Peg is also sworn in as an investigator, and she is disguised to look like a cheap bar singer. Steamer tells Hank he ought to find someone better, but Hank declares she is okay. Peg pretends to get drunk and flirtatious after drinking champagne. Joe Emerald pushes her away, and the men go in the other room to talk business while Peg surreptitiously starts a fire. When the fire is big enough to notice, Hank says he smells something burning, and with the ensuring chaos, they notice Joe Emerald leave through the steam room. Hank deduces Emerald’s legendary vault is located in the steam room.

For the next fight with Steamer, the weather is predicted to be a heavy rainstorm. The event still begins. Hank is pleased, since he plans to locate the vault while the fight is on. Unbeknownst to Hank, Joe Emerald decides to go back to the hotel to escape the rain. With limited time to search, Hank persuades a taxi driver into exiting his cab to view a non-existent flat tire and takes off in the taxi himself. The rain forces everyone dancing at the hotel to find shelter indoors, but the band leader continues on.

Dr. Gattle shows up and asks his daughter, Peg, if she has the key. She shows it to him, and he gives her a flashlight to signal if there’s trouble. Dr. Gattle and another investigator, Simmons (Cy Kendall) tie up one of Joe Emerald’s men. They begin tapping on walls and looking for the vault in the steam room. Meanwhile, Hank arrives at the Metropolis Hotel in the “borrowed” taxi. Joe Emerald, his henchmen, and Steamer arrive only a minute after Hank. Steamer tries to distract Emerald from going upstairs so quickly by asking for a cup of coffee, but Joe Emerald tells Steamer to get warm with a rub and a bath. Steamer grabs Emerald and starts the elevator without his henchmen, but the men run upstairs and subdue Steamer, taking their boss toward the steam room. Dr. Gattle and Simmons locate and open the vault and are about to signal when Hank and Peg race upstairs to warn them.
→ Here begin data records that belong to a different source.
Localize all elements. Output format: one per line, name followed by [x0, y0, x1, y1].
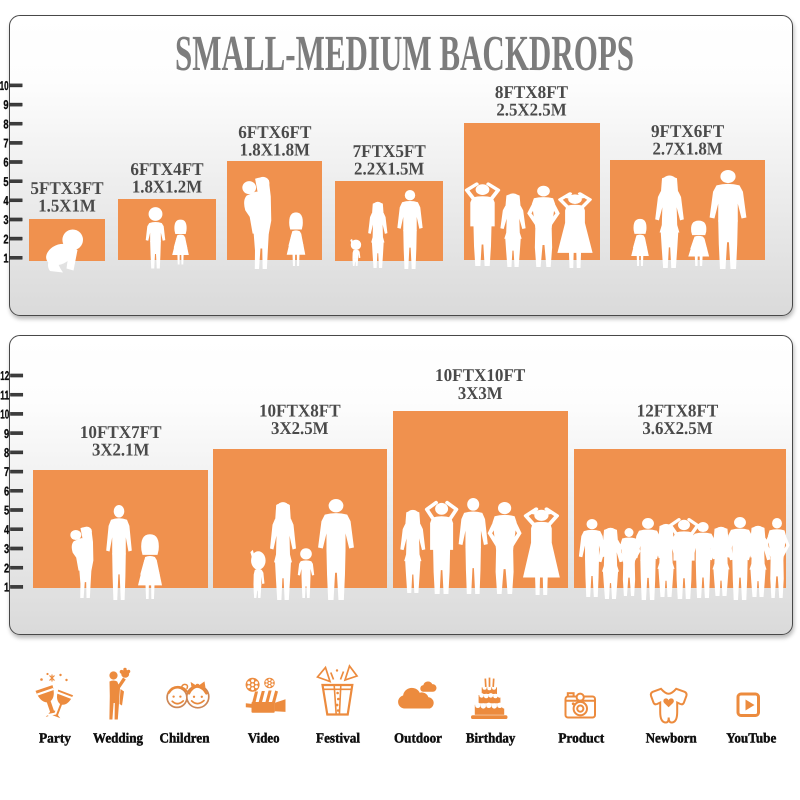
svg-text:Video: Video: [248, 732, 280, 747]
svg-text:Festival: Festival: [316, 732, 360, 747]
svg-text:Outdoor: Outdoor: [394, 732, 442, 747]
svg-text:8: 8: [3, 116, 8, 131]
svg-text:Party: Party: [39, 732, 71, 747]
svg-text:6: 6: [3, 155, 8, 170]
svg-text:9: 9: [3, 97, 8, 112]
svg-text:10: 10: [0, 78, 9, 93]
svg-text:3: 3: [3, 212, 8, 227]
svg-text:Newborn: Newborn: [646, 732, 697, 747]
svg-text:12: 12: [0, 368, 9, 383]
svg-text:YouTube: YouTube: [726, 732, 776, 747]
svg-text:5: 5: [3, 174, 8, 189]
svg-text:Birthday: Birthday: [466, 732, 516, 747]
svg-text:11: 11: [0, 387, 9, 402]
svg-text:Children: Children: [160, 732, 210, 747]
svg-text:10: 10: [0, 407, 9, 422]
svg-text:1: 1: [3, 250, 8, 265]
svg-text:2: 2: [3, 231, 8, 246]
svg-text:Product: Product: [558, 732, 604, 747]
svg-text:Wedding: Wedding: [93, 732, 143, 747]
svg-text:7: 7: [3, 136, 8, 151]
Coming around the corner, Joe Emerald and his gang discover and untie their man. They see Gattle, Hank, Peg, and Simmons in the steam room through a small, rectangular window. Emerald is furious and shoots four times through the steam room door. No one is injured, so Emerald tells his men to relax, since the four people locked in the steam room are not cops. He turns the high steam knob on full-blast and smirks, “In about two minutes, it’ll be hot enough to boil eggs.” On the outside and alone, Steamer regains enough strength to try to break open the steam room to help his friends, but he fails and passes out again. Luckily, the four individuals escape the hot steam in that room by taking refuge in the vault itself. Then Hank says, “Wait a minute, I’ve got an idea.” In spite of the billowing steam, Simmons unwinds a length of detonating cord all the way to the first locked door. Hank runs out from the vault and unlocks the steam room door, so that it swings slowly open. Emerald discharges his gun twice, but with no response he is sure the four people have passed out by now. He turns the hot steam off and orders his men to drag the four out. But when the gang attempts to enter, one of the protagonists is shown detonating an explosion, which knocks the criminal gang to the ground. Lawmen with Special District Attorney Scott arrive in time to revive Steamer and find Emerald passed out on the floor, covered with small, white debris. Steamer asks Dr. Gattle where Hank is, and Dr. Gattle says Hank never came out of the vault. Dr. Gattle orders Simmons to open the vault, worried that Hank and Peg will suffocate. Simmons cannot do so. Steamer pushes forward to open the door, where the men see Hank and Peg locked in an embrace and happily kissing. Scott and Steamer laugh, while Dr. Gattle and Simmons smile, as Hank smiles and pulls the door shut again.